Dois de Dezembro: do Catete ao Flamengo
Escrevi esse texto em 2018 pra uma disciplina da faculdade. Muito carinho por ele e pela rua onde andei por dois anos. Respeitei os erros.
A rua do Catete e um homem negro com seus dreads, guitarra e livros cortam a rua Dois de Dezembro. Dois de dezembro dá nome a uma música do João Nogueira e, não à toa, é Dia do Samba. Entretanto, o porquê de a rua levar esse nome se dá em homenagem ao dia em que Pedro II nasceu. Há confusão quando se pergunta qual o bairro abriga essa via; pode ser Flamengo, pode ser Catete, pode ser, simplesmente, Largo do Machado mesmo, mas é fronteira dos bairros ou depende do ponto de vista.
Da Praia do Flamengo à Bento Lisboa, arranha-céus coloridos tentam esconder o azul às vezes branco do céu. Se vier da Praia, tem o Castelinho do Flamengo, um casarão antigo rosado inspirado nas tendências estéticas italianas dos anos 30. Foi residência do comendador Joaquim da Silva Cardoso e de sua esposa Carolina e de mais algumas famílias ricas. Hoje é o Centro Cultural Oduvaldo Viana Filho e faz parte da lista de lugares mal-assombrados do Rio de Janeiro. Se vier da rua Bento Lisboa, encontra-se um boteco de esquina: cerveja de todo tipo e quentinha por dez reais.
Boteco é coisa que tem mais de um pela rua. O clima caloroso chega a lembrar o nordeste. Litrão, porção de mandioca (ou aipim ou macaxeira) com carne de sol e uma mesa que reúne homens de meia idade que não conversam muito entre si, aparentemente cansados, e observam o redor. A caixinha de som que toca um forró fica em cima da mesa, no meio de vários cascos vazios de cerveja, e embala a noite. A lanchonete que serve açaí com groselha e um monte de esquisitice fica na esquina com a rua do Catete. Em frente, um Mc’Donalds é usado por muita gente como passagem entre o Largo do Machado e a Dois de Dezembro.
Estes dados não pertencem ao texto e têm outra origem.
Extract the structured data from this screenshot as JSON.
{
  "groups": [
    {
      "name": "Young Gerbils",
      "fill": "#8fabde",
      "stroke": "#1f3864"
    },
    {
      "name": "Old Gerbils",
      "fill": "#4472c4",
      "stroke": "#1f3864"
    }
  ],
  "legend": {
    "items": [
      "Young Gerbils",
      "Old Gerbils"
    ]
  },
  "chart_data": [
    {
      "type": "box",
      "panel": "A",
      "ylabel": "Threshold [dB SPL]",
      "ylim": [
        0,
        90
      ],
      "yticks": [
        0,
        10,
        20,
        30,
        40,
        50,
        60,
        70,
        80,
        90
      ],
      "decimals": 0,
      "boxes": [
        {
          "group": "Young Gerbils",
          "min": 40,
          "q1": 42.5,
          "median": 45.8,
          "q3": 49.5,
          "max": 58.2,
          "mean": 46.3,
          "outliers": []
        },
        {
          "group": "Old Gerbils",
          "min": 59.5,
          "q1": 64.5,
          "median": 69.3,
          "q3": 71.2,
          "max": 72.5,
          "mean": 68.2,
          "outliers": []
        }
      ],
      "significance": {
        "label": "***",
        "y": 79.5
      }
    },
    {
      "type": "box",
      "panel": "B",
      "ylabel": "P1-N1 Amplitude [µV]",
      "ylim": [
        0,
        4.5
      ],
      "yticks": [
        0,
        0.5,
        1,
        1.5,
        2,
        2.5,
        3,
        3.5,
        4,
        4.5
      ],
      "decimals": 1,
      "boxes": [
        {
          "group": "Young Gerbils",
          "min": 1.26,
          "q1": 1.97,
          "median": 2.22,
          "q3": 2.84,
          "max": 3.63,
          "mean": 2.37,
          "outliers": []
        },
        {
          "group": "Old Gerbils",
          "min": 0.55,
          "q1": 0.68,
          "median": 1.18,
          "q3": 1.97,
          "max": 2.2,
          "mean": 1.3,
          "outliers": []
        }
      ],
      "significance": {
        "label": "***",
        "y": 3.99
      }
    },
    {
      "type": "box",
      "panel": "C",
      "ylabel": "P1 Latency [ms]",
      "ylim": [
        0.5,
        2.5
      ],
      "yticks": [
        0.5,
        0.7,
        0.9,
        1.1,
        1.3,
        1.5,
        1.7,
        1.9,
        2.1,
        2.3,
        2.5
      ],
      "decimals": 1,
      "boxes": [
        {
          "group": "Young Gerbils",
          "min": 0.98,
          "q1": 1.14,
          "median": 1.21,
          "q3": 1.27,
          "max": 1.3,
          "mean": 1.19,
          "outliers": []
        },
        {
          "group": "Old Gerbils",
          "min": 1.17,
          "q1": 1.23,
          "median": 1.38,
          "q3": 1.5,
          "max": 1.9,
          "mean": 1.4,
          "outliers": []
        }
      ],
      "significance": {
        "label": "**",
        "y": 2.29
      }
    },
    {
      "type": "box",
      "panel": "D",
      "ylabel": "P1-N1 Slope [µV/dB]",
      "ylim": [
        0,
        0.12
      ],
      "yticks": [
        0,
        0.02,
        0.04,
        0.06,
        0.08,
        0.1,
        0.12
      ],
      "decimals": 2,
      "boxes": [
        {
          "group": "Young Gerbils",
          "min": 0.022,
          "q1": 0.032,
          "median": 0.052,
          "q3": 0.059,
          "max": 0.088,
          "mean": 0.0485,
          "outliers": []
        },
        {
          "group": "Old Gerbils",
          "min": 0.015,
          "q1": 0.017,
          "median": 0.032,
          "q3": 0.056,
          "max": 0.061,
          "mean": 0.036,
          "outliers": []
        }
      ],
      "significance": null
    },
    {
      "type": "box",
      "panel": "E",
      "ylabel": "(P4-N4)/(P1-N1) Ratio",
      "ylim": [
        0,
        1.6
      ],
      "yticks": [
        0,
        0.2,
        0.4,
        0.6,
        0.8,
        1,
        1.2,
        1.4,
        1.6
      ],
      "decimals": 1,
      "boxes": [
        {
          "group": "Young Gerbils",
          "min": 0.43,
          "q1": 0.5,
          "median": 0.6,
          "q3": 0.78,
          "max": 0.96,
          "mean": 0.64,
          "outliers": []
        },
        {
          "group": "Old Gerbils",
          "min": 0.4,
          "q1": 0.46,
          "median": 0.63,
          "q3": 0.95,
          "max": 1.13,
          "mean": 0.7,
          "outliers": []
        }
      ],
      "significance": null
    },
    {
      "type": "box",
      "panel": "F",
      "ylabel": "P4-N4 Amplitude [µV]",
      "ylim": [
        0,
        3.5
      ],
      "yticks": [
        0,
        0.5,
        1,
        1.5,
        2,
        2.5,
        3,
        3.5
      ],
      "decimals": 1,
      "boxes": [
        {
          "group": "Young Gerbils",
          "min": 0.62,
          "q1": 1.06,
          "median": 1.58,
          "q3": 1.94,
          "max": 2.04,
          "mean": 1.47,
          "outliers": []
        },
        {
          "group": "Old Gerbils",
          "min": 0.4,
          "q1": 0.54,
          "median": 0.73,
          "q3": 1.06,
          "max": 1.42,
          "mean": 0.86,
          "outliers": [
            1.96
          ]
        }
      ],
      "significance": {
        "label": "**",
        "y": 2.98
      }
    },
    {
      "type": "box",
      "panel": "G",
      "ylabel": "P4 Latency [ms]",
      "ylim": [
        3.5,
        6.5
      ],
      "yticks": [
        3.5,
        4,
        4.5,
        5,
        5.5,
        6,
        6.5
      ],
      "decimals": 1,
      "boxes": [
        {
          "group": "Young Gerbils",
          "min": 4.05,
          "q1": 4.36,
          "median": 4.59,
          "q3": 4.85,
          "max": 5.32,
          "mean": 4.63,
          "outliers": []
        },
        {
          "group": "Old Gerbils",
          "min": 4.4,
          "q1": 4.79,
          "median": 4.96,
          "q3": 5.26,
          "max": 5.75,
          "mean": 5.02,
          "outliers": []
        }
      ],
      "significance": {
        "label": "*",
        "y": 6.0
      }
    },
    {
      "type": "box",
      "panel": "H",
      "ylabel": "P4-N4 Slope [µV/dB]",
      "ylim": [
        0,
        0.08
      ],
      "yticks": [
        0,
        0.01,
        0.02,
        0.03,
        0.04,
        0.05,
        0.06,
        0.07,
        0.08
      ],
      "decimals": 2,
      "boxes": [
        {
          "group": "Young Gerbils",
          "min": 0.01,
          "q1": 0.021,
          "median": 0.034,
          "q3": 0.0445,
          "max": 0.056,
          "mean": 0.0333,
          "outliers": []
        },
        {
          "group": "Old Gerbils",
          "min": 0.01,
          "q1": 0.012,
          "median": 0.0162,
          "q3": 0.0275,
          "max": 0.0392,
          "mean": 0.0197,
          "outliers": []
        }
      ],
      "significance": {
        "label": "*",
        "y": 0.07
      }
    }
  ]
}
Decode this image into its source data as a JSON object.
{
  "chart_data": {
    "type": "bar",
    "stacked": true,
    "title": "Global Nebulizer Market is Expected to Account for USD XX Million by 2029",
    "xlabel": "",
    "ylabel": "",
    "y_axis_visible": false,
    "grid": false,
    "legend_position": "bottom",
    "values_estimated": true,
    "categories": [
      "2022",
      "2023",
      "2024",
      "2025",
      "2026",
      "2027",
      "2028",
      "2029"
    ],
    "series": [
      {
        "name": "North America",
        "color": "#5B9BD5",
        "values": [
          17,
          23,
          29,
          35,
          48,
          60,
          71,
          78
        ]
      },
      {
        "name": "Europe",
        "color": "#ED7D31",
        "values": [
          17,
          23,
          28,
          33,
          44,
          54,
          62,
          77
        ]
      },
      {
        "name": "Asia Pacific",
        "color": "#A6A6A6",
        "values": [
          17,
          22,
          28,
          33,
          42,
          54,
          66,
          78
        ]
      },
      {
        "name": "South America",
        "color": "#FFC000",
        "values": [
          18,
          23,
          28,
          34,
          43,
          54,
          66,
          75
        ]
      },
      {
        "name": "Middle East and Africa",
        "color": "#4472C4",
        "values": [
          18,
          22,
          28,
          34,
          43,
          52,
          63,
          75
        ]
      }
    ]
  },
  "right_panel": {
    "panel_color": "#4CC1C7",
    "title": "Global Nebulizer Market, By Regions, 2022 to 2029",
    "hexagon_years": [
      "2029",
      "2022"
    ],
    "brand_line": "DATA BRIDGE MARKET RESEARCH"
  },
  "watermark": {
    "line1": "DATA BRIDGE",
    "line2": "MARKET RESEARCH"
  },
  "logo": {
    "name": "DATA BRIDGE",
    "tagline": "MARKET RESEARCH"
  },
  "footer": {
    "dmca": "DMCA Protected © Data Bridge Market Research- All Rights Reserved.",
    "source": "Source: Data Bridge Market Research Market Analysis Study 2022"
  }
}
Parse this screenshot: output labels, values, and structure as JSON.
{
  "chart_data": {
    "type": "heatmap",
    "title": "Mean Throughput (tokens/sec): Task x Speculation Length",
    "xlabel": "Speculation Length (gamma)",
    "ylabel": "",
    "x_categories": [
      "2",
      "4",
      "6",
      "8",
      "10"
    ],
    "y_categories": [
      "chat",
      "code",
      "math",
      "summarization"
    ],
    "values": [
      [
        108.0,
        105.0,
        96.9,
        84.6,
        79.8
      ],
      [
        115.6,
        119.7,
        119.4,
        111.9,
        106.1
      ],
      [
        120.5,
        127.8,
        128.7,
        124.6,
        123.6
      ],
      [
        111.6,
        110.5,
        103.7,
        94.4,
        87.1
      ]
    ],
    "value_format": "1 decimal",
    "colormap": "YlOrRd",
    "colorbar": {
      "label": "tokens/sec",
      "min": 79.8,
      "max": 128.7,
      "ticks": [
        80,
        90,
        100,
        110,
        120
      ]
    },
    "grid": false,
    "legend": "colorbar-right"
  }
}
Caminhando, é possível encontrar um homem e uma mulher brigando no meio da rua, cada um com um taco na mão, e uma outra mulher que atira pedregulhos em um dos dois ou nos dois. Barracas de frutas e livros e flores anunciam alguma feira do bairro Catete, de quem Machado de Assis tanto falava. Os porteiros parecem família, ficam nos portões, batem papo e se comunicam com os olhos. O João, o seu Zé e outros palpitam sobre o movimento e sobre taxistas atrapalhando o tráfego e criando mais aglomeração que o próprio farol. O Oi Futuro, todas as noites, ilumina sua grande parede com arte e é espaço de exposição artísticas e de ideias; alguns o visitam apenas para tomar café no terraço e conversar sobre a vida ou sobre qualquer outra coisa.
Além do vai e vem de carros, o vai e vem de pessoas também é intenso. É gente que passa do morro Santo Amaro, gente da própria Dois de Dezembro e de diversos lugares ou de lugar nenhum. Apesar da loucura, há um templo japonês e um espaço de ioga (que a primeira dama do estado do Rio frequenta, segundo o porteiro) e uma loja cheirosa, o Lago das Fadas, de produtos esotéricos. Algumas janelas se manifestam com Ele Não, Haddad 13, bandeiras do Brasil ou através de placas que homenageiam Marielle Franco. Em tempos de eleições e de extrema-direita, muitos gritos de protestos durante os horários eleitorais. Agora, Largo do Machado quer fim de ano e quer carnaval, para variar. A Dois de Dezembro muda em algumas coisas, moderniza, mas continua a mesma: caótica, tranquila e plural. Continua sendo caminho de carros e pedestres e continua sendo lar.
De manhã, cachorros passeiam para o Aterro com homens e mulheres que vestem trajes esportivos e fones de ouvido. Alguns cachorros não têm dono e passeiam para qualquer lugar o dia todo. O destino de muitos é o Largo do Machado, que fica ao lado da quase pequena-grande Dois de Dezembro.
No começo, a Beira Mar da Praia do Flamengo; no meio, a rua do Catete; e no fim, a Bento Lisboa. Ou vice-versa.